Как хорошим может быть тот, кто девок покупает, зимой в реку их загоняет, под замком держит? Да еще собирается сделать пакостное – в том была уверена.
По округе давно стелился вечер. Нюткины ресницы смыкались, она смаргивала сон, щипала себя за правый бок и ждала хозяев. А они все не являлись.
– Самое лучшее тебе – кольчуга, сабли, пищали. А я, я чего? Хуже, что ли? – Кто-то разобиделся не на шутку.
Слова его показалось Нютке забавными.
– Ты обещал. Как уезжал, обещал мне… Несправедливо так… – И еще что-то дальше, глухо, не все и расслышать.
Нютка подняла голову.
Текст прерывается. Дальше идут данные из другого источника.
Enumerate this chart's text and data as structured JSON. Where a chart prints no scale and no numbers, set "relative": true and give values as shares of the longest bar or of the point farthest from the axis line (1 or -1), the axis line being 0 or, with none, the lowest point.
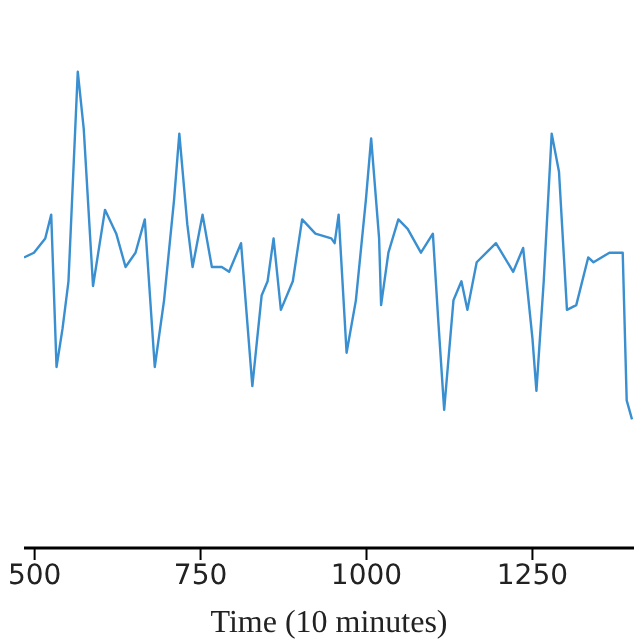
{
  "chart_data": {
    "type": "line",
    "xlabel": "Time (10 minutes)",
    "relative": true,
    "xlim": [
      484,
      1403
    ],
    "xticks": [
      500,
      750,
      1000,
      1250
    ],
    "grid": false,
    "legend": false,
    "marker": "none",
    "line_style": "solid",
    "x": [
      484,
      499,
      516,
      525,
      533,
      542,
      551,
      565,
      574,
      588,
      606,
      623,
      637,
      652,
      666,
      681,
      695,
      710,
      718,
      730,
      738,
      753,
      767,
      782,
      793,
      811,
      828,
      842,
      851,
      860,
      871,
      889,
      903,
      923,
      947,
      952,
      958,
      970,
      984,
      999,
      1007,
      1019,
      1022,
      1033,
      1048,
      1062,
      1082,
      1100,
      1108,
      1117,
      1131,
      1143,
      1152,
      1166,
      1195,
      1221,
      1236,
      1250,
      1256,
      1267,
      1279,
      1290,
      1302,
      1316,
      1334,
      1342,
      1366,
      1386,
      1392,
      1400
    ],
    "series": [
      {
        "color": "#3a8fd0",
        "values": [
          0.61,
          0.62,
          0.65,
          0.7,
          0.38,
          0.46,
          0.56,
          1.0,
          0.88,
          0.55,
          0.71,
          0.66,
          0.59,
          0.62,
          0.69,
          0.38,
          0.52,
          0.73,
          0.87,
          0.68,
          0.59,
          0.7,
          0.59,
          0.59,
          0.58,
          0.64,
          0.34,
          0.53,
          0.56,
          0.65,
          0.5,
          0.56,
          0.69,
          0.66,
          0.65,
          0.64,
          0.7,
          0.41,
          0.52,
          0.73,
          0.86,
          0.65,
          0.51,
          0.62,
          0.69,
          0.67,
          0.62,
          0.66,
          0.48,
          0.29,
          0.52,
          0.56,
          0.5,
          0.6,
          0.64,
          0.58,
          0.63,
          0.44,
          0.33,
          0.56,
          0.87,
          0.79,
          0.5,
          0.51,
          0.61,
          0.6,
          0.62,
          0.62,
          0.31,
          0.27
        ]
      }
    ]
  }
}
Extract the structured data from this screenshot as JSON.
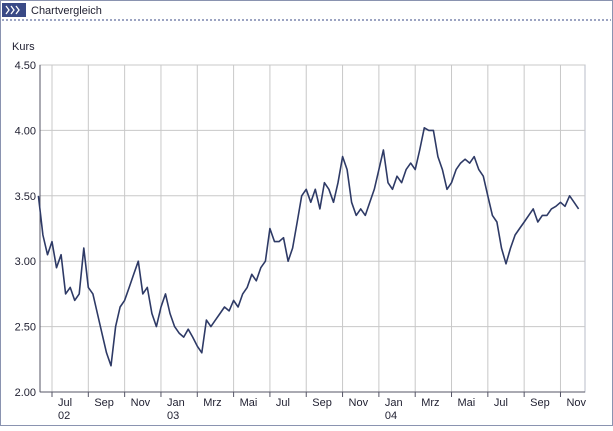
{
  "header": {
    "title": "Chartvergleich"
  },
  "chart_data": {
    "type": "line",
    "y_label": "Kurs",
    "categories": [
      null,
      null,
      null,
      "Jul\n02",
      null,
      null,
      null,
      null,
      null,
      null,
      null,
      "Sep",
      null,
      null,
      null,
      null,
      null,
      null,
      null,
      "Nov",
      null,
      null,
      null,
      null,
      null,
      null,
      null,
      "Jan\n03",
      null,
      null,
      null,
      null,
      null,
      null,
      null,
      "Mrz",
      null,
      null,
      null,
      null,
      null,
      null,
      null,
      "Mai",
      null,
      null,
      null,
      null,
      null,
      null,
      null,
      "Jul",
      null,
      null,
      null,
      null,
      null,
      null,
      null,
      "Sep",
      null,
      null,
      null,
      null,
      null,
      null,
      null,
      "Nov",
      null,
      null,
      null,
      null,
      null,
      null,
      null,
      "Jan\n04",
      null,
      null,
      null,
      null,
      null,
      null,
      null,
      "Mrz",
      null,
      null,
      null,
      null,
      null,
      null,
      null,
      "Mai",
      null,
      null,
      null,
      null,
      null,
      null,
      null,
      "Jul",
      null,
      null,
      null,
      null,
      null,
      null,
      null,
      "Sep",
      null,
      null,
      null,
      null,
      null,
      null,
      null,
      "Nov",
      null,
      null,
      null,
      null
    ],
    "series": [
      {
        "color": "#2e3a66",
        "values": [
          3.5,
          3.2,
          3.05,
          3.15,
          2.95,
          3.05,
          2.75,
          2.8,
          2.7,
          2.75,
          3.1,
          2.8,
          2.75,
          2.6,
          2.45,
          2.3,
          2.2,
          2.5,
          2.65,
          2.7,
          2.8,
          2.9,
          3.0,
          2.75,
          2.8,
          2.6,
          2.5,
          2.65,
          2.75,
          2.6,
          2.5,
          2.45,
          2.42,
          2.48,
          2.42,
          2.35,
          2.3,
          2.55,
          2.5,
          2.55,
          2.6,
          2.65,
          2.62,
          2.7,
          2.65,
          2.75,
          2.8,
          2.9,
          2.85,
          2.95,
          3.0,
          3.25,
          3.15,
          3.15,
          3.18,
          3.0,
          3.1,
          3.3,
          3.5,
          3.55,
          3.45,
          3.55,
          3.4,
          3.6,
          3.55,
          3.45,
          3.6,
          3.8,
          3.7,
          3.45,
          3.35,
          3.4,
          3.35,
          3.45,
          3.55,
          3.7,
          3.85,
          3.6,
          3.55,
          3.65,
          3.6,
          3.7,
          3.75,
          3.7,
          3.85,
          4.02,
          4.0,
          4.0,
          3.8,
          3.7,
          3.55,
          3.6,
          3.7,
          3.75,
          3.78,
          3.75,
          3.8,
          3.7,
          3.65,
          3.5,
          3.35,
          3.3,
          3.1,
          2.98,
          3.1,
          3.2,
          3.25,
          3.3,
          3.35,
          3.4,
          3.3,
          3.35,
          3.35,
          3.4,
          3.42,
          3.45,
          3.42,
          3.5,
          3.45,
          3.4
        ]
      }
    ],
    "ylim": [
      2.0,
      4.5
    ],
    "yticks": [
      {
        "value": 2.0,
        "label": "2.00"
      },
      {
        "value": 2.5,
        "label": "2.50"
      },
      {
        "value": 3.0,
        "label": "3.00"
      },
      {
        "value": 3.5,
        "label": "3.50"
      },
      {
        "value": 4.0,
        "label": "4.00"
      },
      {
        "value": 4.5,
        "label": "4.50"
      }
    ],
    "grid": true
  }
}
Как сидела за столом, так и заснула, упавши на доски. Шея затекла, на щеке – рукой потерла: так и есть – остались вмятины. Они красы не прибавят.
– Ромаха, угомонись.
Голоса доносились с крыльца, а потом из сеней – братцы наконец явились домой.
– Что говоришь со мною, будто я голопуз какой.
Нютка хмыкнула: «Голопуз и есть». Она встала, оправила рубаху, подвигала руками-ногами, затекшими после сна, да повела плечом.
– Сказано тебе: слово исполню. Найду. – И вот уже загремела щеколда.
Они вошли: высокий, широкий в плечах старший братец и статный младший – и оба уставились на нее с недоумением.
– Плясать собралась, что ль? – печально, вовсе не в лад игривым речам спросил Ромаха.